Любая выдержка, любое присутствие духа имеют свои границы, и размеры их вовсе не чрезмерны. Доколе же можно нянчиться с этой красной сволочью – терпение наконец лопнуло у всех, и чекистов начали давить планомерно и безостановочно, используя численное превосходство и не считаясь с потерями. Заваливая трупами улицу Заставскую, красных выдавили на улицу Порубежную, оттуда, потеряв половину личного состава Особой офицерской роты, на улицу Засечную.

– Геройства не надо! – говорил Троянов, быстро и сноровисто снаряжая барабанные каморы нагана патронами. – Наша задача не удержать город, а вывести из строя как можно больше беляков. Экономим боеприпасы, бережём жизни. Город потом обратно возьмем, никуда не денемся, чем больше противника положим, тем потом легче будет.

Драгомилов речей не говорил, лишь бешено скрипел зубами. В прожжённом бушлате, с перевязанной головой, он непрерывно вёл огонь из маузера К-96.

Когда закончились патроны, остатки боевой группы привели пулемёты в негодность и отошли, исчезли, растворились. Дорого далась победа генералу Васильеву: оттянув на себя силы подполковника Бармина и кавалеристов Зубатова, боевая группа чекистов дала возможность основным силам красных прийти в себя, оправиться от жесточайшего разгрома, перегруппироваться, некоторое время продержаться и организованно отступить. Правда, от зловредной боевой группы осталось лишь несколько человек, но среди убитых не обнаружили ни Троянова, ни командира матросов-анархистов Драгомилова, их с усердием разыскивала контрразведка, пока, впрочем, безуспешно.
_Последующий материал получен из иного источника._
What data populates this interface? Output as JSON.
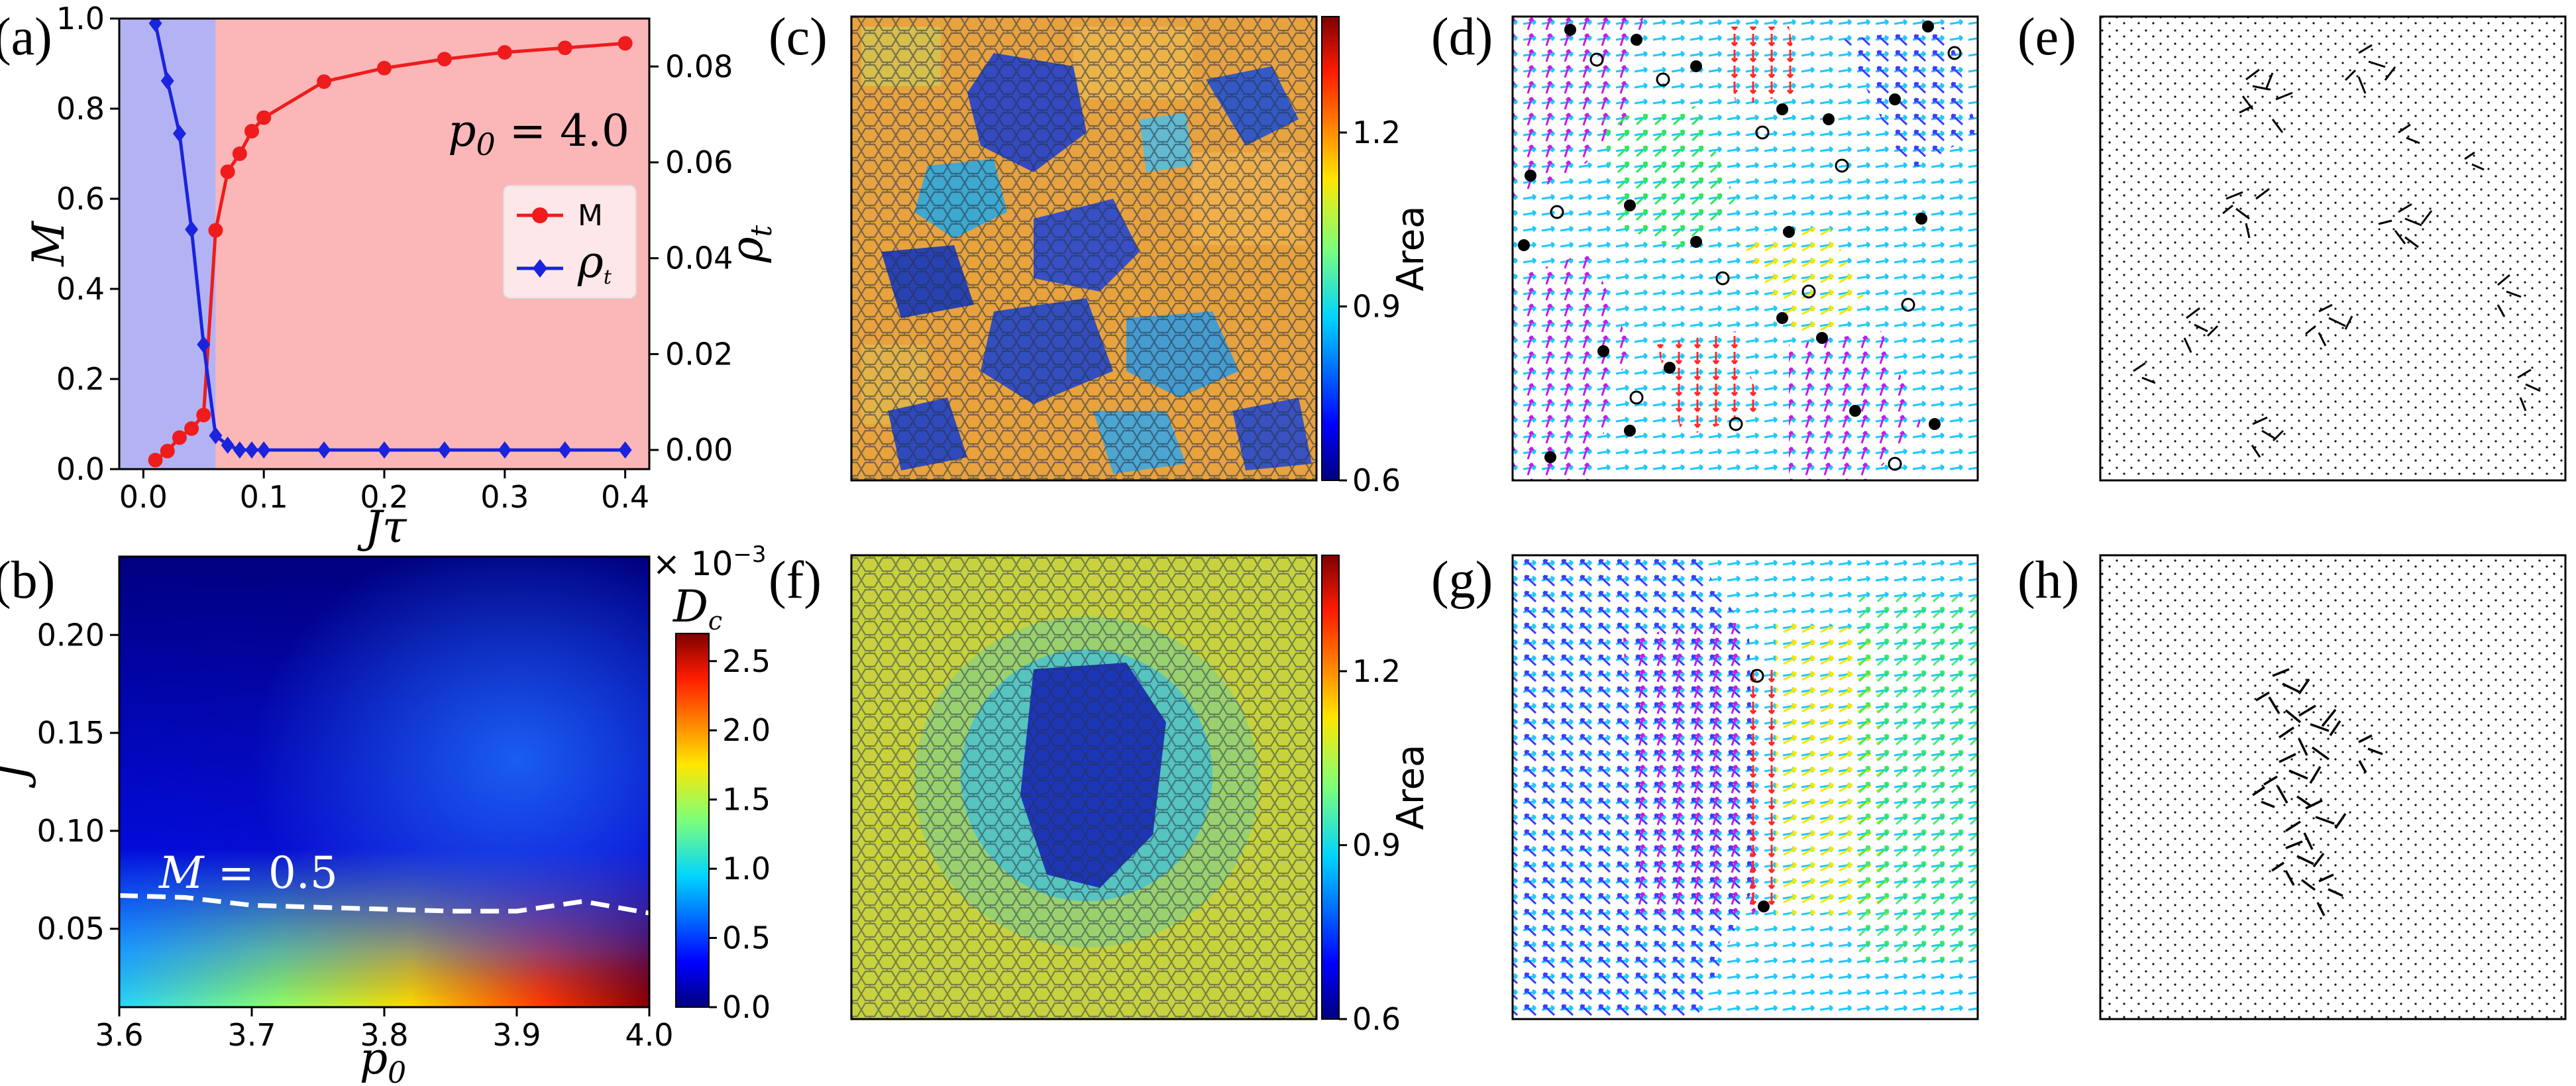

Результаты операции в Дозоровке были поистине неслыханными: получалось, что каждый мерзкий чекист, каждый поганый матрос-анархист, каждый рабочий-красногвардеец, гнусь, мразь, тварь, ничтожество, мерзопакость, шваль, пролетарская сволочь утянул за собой более десятка опытнейших воинов. Огорчённые подобным итогом, белые совершенно утратили интеллигентское слюнтяйство и слюнявую интеллигентность и пленных брать перестали. Излишне и зазря наорав и на Бармина, и на атамана Зубатова, генерал Васильев расстроился: подчинённые явно не заслуживали такого обращения. Самым огорчительным было то, что в Дозоровке потери нанесли не регулярные части Красной Армии, а какая-то самозваная военная шваль, солянка сборная, ошметки большевистского режима.

– За голову Троянова, либо Драгомилова получишь капитанские погоны немедленно, – сказал Северианову начальник контрразведки Пётр Петрович Никольский. – За живых или мёртвых, значения не имеет. Это вопрос чести, или, как говорят в футболе, гол престижа.
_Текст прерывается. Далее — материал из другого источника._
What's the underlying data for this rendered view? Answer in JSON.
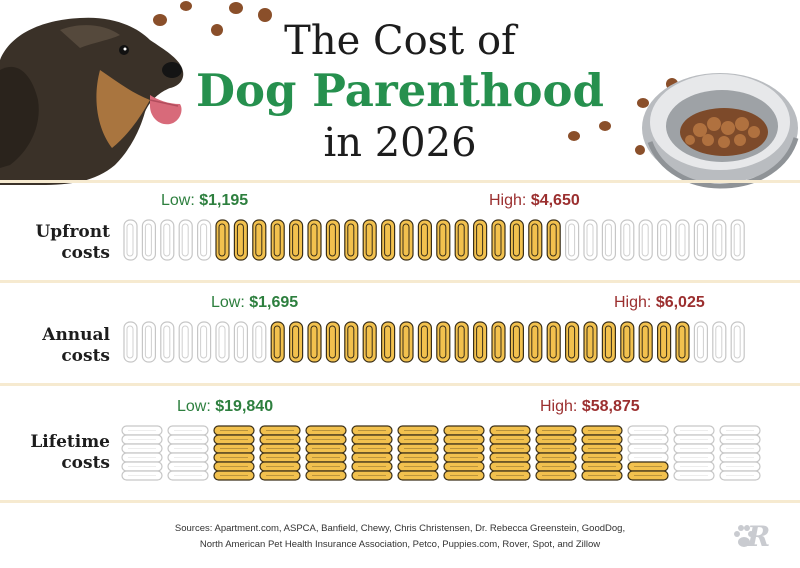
{
  "title": {
    "line1": "The Cost of",
    "line2": "Dog Parenthood",
    "line3": "in 2026"
  },
  "colors": {
    "title_accent": "#26904e",
    "low_text": "#2d7f3e",
    "high_text": "#9b2f2f",
    "coin_fill": "#f2c14e",
    "coin_empty": "#ffffff",
    "band_line": "#f6ead0"
  },
  "chart_data": [
    {
      "type": "bar",
      "category": "Upfront costs",
      "label_line1": "Upfront",
      "label_line2": "costs",
      "low": {
        "label": "Low:",
        "value": 1195,
        "display": "$1,195"
      },
      "high": {
        "label": "High:",
        "value": 4650,
        "display": "$4,650"
      },
      "scale": {
        "total_units": 34,
        "filled_from": 5,
        "filled_to": 23
      }
    },
    {
      "type": "bar",
      "category": "Annual costs",
      "label_line1": "Annual",
      "label_line2": "costs",
      "low": {
        "label": "Low:",
        "value": 1695,
        "display": "$1,695"
      },
      "high": {
        "label": "High:",
        "value": 6025,
        "display": "$6,025"
      },
      "scale": {
        "total_units": 34,
        "filled_from": 8,
        "filled_to": 30
      }
    },
    {
      "type": "bar",
      "category": "Lifetime costs",
      "label_line1": "Lifetime",
      "label_line2": "costs",
      "low": {
        "label": "Low:",
        "value": 19840,
        "display": "$19,840"
      },
      "high": {
        "label": "High:",
        "value": 58875,
        "display": "$58,875"
      },
      "scale": {
        "total_stacks": 14,
        "filled_from": 3,
        "filled_to": 11,
        "partial_last_fraction": 0.4
      }
    }
  ],
  "sources": {
    "line1": "Sources: Apartment.com, ASPCA, Banfield, Chewy, Chris Christensen, Dr. Rebecca Greenstein, GoodDog,",
    "line2": "North American Pet Health Insurance Association, Petco, Puppies.com, Rover, Spot, and Zillow"
  },
  "logo": {
    "letter": "R",
    "icon": "paw-icon"
  },
  "illustrations": {
    "left": "dog-icon",
    "right": "food-bowl-icon",
    "scatter": "kibble-icon"
  }
}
– Троянова Вам искать надо, Николай Васильевич, – задумчиво проговорил Прокофий Иванович. – Этот, если жив, обязательно вредить будет, подпольем большевистским заправлять. В городе знакомых много, в Дозоровке обязательно помощь и поддержку поимеет.

– Спасибо. Вы назвали всех?

– Был ещё некто Костромин, но его я не знаю, слышал только, что такой товарищ существует.

– Понятно! – кивнул Северианов. – Теперь ещё один вопрос. Насчёт реквизированных ценностей. Товарищи чекисты как-то оценивали их, или просто сдавали на вес? Я имею в виду, был ли в ЧК свой специалист, золотых дел мастер, или они обращались к кому-нибудь из городских ювелиров?

– Насчёт этого тоже, к сожалению, ничего не знаю. Но постараюсь Вам помочь. Попробуйте обратиться к Ливкину Семёну Яковлевичу, старейший городской ювелир, он обязательно присоветует чего-либо стоящее.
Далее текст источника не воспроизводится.